Aksi Emiten Tambang NICL di Tengah Gempuran Harga Nikel, Laba Melesat 386%


Emiten tambang PT PAM Mineral Tbk (NICL) membeberkan torehan kinerja perusahaan di tengah gempuran harga nikel dan gejolak geopolitik. Sepanjang semester pertama 2025, NICL meraup penjualan Rp 1,05 triliun.
Torehan itu naik sebesar 152,07% dibandingkan dengan perolehan penjualan pada tahun sebelumnya Rp 419,19 miliar. Kenaikan ini ditopang oleh peningkatan volume penjualan nikel dari 707.597 mt menjadi 1.885.433 mt atau meningkat sebesar 166,46%.
Di samping itu, laba usaha perseroan melonjak 419,32% menjadi Rp 456,30 miliar, dibandingkan Rp 87,87 miliar pada periode yang sama tahun sebelumnya. Kenaikan ini ditopang oleh peningkatan volume penjualan serta efisiensi beban operasional.
Perusahaan mencatat laba neto periode berjalan turut meroket 386,51% secara tahunan (year-on-year) menjadi Rp 358,07 miliar, dari sebelumnya hanya Rp 73,59 miliar pada semester pertama 2024. Dari sisi neraca, jumlah aset perseroan Rp 1,09 triliun pada semester I 2025, naik tumbuh 4,73% dibandingkan posisi akhir 2024 sebesar Rp 1,05 triliun.
Di sisi lain, jumlah liabilitas NICL turun menjadi Rp 150,69 miliar per Juni 2025, dari sebelumnya Rp 171,92 miliar pada Desember 2024. Lalu total Ekuitas NICL naik dari Rp 878,18 miliar menjadi Rp 949,13 miliar pada periode semester satu tahun 2025.
Direktur Utama PAM Mineral, Ruddy Tjanaka, mengungkapkan harga acuan nikel domestik turun sebesar 3,80% sejak akhir 2024. Penurunan ini sejalan dengan tren global dan mulai normalnya euforia pasar kendaraan listrik, di tengah meningkatnya permintaan baja stainless steel.
Ia menyebut penurunan harga tersebut merupakan koreksi positif yang telah diprediksi sebelumnya.

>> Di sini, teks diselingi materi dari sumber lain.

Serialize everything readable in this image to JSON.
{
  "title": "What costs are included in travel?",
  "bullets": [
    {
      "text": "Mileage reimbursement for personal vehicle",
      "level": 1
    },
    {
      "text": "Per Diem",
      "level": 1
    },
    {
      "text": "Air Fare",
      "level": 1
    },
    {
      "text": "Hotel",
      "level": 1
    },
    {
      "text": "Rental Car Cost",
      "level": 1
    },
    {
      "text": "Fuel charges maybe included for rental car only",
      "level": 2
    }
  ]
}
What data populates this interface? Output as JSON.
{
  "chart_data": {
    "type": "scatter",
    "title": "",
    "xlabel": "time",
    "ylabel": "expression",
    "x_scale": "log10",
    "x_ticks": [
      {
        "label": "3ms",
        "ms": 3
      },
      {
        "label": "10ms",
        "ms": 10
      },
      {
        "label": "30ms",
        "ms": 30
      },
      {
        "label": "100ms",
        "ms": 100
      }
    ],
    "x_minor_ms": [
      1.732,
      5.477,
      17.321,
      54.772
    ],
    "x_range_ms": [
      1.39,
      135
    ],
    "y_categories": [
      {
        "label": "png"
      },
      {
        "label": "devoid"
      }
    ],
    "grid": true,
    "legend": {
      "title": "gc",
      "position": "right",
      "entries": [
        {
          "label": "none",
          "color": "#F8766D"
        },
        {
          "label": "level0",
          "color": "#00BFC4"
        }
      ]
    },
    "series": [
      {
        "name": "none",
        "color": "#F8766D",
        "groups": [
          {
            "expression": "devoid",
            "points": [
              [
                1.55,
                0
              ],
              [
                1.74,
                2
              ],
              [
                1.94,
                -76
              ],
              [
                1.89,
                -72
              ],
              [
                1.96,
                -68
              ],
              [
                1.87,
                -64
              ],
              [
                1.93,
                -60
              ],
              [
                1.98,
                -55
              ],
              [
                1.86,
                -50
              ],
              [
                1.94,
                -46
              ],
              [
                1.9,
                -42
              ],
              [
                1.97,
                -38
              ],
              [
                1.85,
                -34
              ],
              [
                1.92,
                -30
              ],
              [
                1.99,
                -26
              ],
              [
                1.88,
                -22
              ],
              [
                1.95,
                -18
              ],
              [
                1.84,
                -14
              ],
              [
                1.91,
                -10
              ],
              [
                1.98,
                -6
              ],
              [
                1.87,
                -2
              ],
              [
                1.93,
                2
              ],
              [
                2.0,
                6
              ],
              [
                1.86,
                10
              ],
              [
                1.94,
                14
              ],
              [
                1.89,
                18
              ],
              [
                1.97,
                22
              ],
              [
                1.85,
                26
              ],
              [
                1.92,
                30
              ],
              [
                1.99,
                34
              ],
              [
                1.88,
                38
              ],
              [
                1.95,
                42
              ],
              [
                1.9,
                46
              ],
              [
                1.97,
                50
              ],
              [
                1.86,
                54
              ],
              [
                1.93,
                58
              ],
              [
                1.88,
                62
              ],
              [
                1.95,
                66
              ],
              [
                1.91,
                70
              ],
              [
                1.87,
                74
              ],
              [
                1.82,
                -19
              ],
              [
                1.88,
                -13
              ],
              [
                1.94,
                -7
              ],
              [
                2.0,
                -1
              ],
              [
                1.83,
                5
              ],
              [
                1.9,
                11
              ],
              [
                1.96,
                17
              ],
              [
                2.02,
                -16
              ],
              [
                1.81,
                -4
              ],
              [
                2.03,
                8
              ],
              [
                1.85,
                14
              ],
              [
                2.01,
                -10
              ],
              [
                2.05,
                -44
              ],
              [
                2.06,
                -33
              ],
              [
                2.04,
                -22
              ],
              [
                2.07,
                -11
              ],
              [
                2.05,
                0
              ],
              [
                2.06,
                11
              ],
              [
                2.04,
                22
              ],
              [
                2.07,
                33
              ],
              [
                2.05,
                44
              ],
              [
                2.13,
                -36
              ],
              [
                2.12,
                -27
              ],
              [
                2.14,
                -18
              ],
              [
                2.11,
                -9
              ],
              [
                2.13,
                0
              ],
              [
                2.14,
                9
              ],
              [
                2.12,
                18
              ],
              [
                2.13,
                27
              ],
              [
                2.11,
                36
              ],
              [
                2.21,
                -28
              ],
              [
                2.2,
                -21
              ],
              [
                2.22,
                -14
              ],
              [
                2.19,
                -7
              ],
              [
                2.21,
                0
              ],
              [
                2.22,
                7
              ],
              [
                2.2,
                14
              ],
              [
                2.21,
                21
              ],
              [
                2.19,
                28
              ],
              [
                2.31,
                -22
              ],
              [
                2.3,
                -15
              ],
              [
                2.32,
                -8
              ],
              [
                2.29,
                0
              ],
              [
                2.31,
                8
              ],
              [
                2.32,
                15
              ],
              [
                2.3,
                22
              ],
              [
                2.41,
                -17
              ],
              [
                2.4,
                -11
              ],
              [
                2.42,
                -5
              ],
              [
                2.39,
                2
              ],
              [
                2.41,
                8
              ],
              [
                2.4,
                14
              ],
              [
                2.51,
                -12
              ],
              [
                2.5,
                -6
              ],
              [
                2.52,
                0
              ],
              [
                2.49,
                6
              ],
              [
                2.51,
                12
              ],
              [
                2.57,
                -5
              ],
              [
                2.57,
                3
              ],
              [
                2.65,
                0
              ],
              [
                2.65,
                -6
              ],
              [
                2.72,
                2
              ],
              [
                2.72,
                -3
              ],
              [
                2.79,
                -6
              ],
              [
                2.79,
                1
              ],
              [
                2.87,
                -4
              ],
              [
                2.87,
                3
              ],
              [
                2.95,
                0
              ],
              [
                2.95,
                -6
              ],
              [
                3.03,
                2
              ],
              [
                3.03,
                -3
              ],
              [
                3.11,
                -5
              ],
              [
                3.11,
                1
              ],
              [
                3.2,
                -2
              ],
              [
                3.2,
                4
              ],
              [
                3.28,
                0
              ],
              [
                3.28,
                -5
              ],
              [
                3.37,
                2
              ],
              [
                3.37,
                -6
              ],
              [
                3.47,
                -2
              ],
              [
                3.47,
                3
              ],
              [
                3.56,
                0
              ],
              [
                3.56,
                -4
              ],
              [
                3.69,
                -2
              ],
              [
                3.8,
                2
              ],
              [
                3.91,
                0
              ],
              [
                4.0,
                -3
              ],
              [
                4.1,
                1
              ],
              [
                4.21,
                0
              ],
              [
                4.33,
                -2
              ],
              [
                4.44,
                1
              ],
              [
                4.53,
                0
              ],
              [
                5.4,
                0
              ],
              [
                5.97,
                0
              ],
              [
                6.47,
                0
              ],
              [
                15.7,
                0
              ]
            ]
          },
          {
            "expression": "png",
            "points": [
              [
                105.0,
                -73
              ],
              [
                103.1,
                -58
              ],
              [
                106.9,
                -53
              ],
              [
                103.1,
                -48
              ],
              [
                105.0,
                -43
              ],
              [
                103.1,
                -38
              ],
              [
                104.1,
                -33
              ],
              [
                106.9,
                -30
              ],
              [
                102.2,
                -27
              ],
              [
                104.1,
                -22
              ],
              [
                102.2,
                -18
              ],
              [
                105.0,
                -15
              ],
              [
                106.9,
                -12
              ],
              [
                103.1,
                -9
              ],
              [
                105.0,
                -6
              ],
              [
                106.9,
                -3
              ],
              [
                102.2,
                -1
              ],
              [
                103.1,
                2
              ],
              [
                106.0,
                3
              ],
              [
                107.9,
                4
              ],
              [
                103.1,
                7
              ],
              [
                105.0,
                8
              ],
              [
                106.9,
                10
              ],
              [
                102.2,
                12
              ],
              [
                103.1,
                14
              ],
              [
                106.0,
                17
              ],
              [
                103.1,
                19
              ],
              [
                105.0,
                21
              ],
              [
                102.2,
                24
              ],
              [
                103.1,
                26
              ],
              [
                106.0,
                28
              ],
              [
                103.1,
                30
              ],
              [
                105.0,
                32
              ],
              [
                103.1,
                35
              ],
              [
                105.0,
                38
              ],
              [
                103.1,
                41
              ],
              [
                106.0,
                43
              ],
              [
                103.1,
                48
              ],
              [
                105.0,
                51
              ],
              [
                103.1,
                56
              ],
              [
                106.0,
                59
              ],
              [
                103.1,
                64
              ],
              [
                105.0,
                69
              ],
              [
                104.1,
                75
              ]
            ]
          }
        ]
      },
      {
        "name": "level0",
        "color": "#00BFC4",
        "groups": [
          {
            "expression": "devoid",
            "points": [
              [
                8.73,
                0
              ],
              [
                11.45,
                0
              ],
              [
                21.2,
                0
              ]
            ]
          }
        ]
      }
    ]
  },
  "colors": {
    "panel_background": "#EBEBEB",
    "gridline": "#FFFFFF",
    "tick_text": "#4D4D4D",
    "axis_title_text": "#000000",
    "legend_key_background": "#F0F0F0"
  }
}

“Kami meyakini penurunan harga ini merupakan fluktuasi jangka pendek dan Perseroan berkomitmen untuk tetap adaptif terhadap situasi terkini guna mempersiapkan juga mengantisipasi segala kemungkinan yang terjadi,” kata Ruddy dalam keterangan resminya, Senin (21/7).
Strategi Semester II 2025
PT PAM Mineral Tbk (NICL) memproyeksikan harga nikel masih akan bergerak fluktuatif sepanjang semester kedua 2025. Volatilitas harga dipengaruhi oleh kebijakan tarif perdagangan Amerika Serikat yang belum stabil, tekanan dari kelebihan pasokan global, serta stimulus ekonomi yang belum berdampak signifikan terhadap permintaan logam dasar.
Kendati demikian, perseroan melihat peluang strategis bagi industri nikel domestik di tengah ketegangan geopolitik antara Cina dan negara-negara Barat. NICL menilai kondisi ini mendorong banyak negara mencari alternatif pasokan logam kritis, dan Indonesia dinilai berpotensi menjadi pemain kunci di luar dominasi Cina.
Seiring dengan itu, Ruddy menyebut persaingan industri nikel nasional semakin kompetitif dengan hadirnya sejumlah smelter baru yang mengusung beragam teknologi. Hal ini justru menjadi peluang bagi NICL karena portofolio ore yang diproduksi Perseroan mampu disesuaikan dengan kebutuhan pasar.
Sebagai bagian dari strategi ekspansi, lanjut Ruddy, NICL juga aktif memperluas jaringan pemasaran dengan menjalin kemitraan bersama sejumlah smelter dan trader. Tak hanya terbatas di Sulawesi Tenggara dan Sulawesi Tengah, area distribusi NICL kini merambah hingga Pulau Obi dan Pulau Halmahera.
“Selain itu perseroan juga akan membuka peluang untuk mencari beberapa partner stregis dalam rangka pengembangan usaha perseroan,” ucap Ruddy.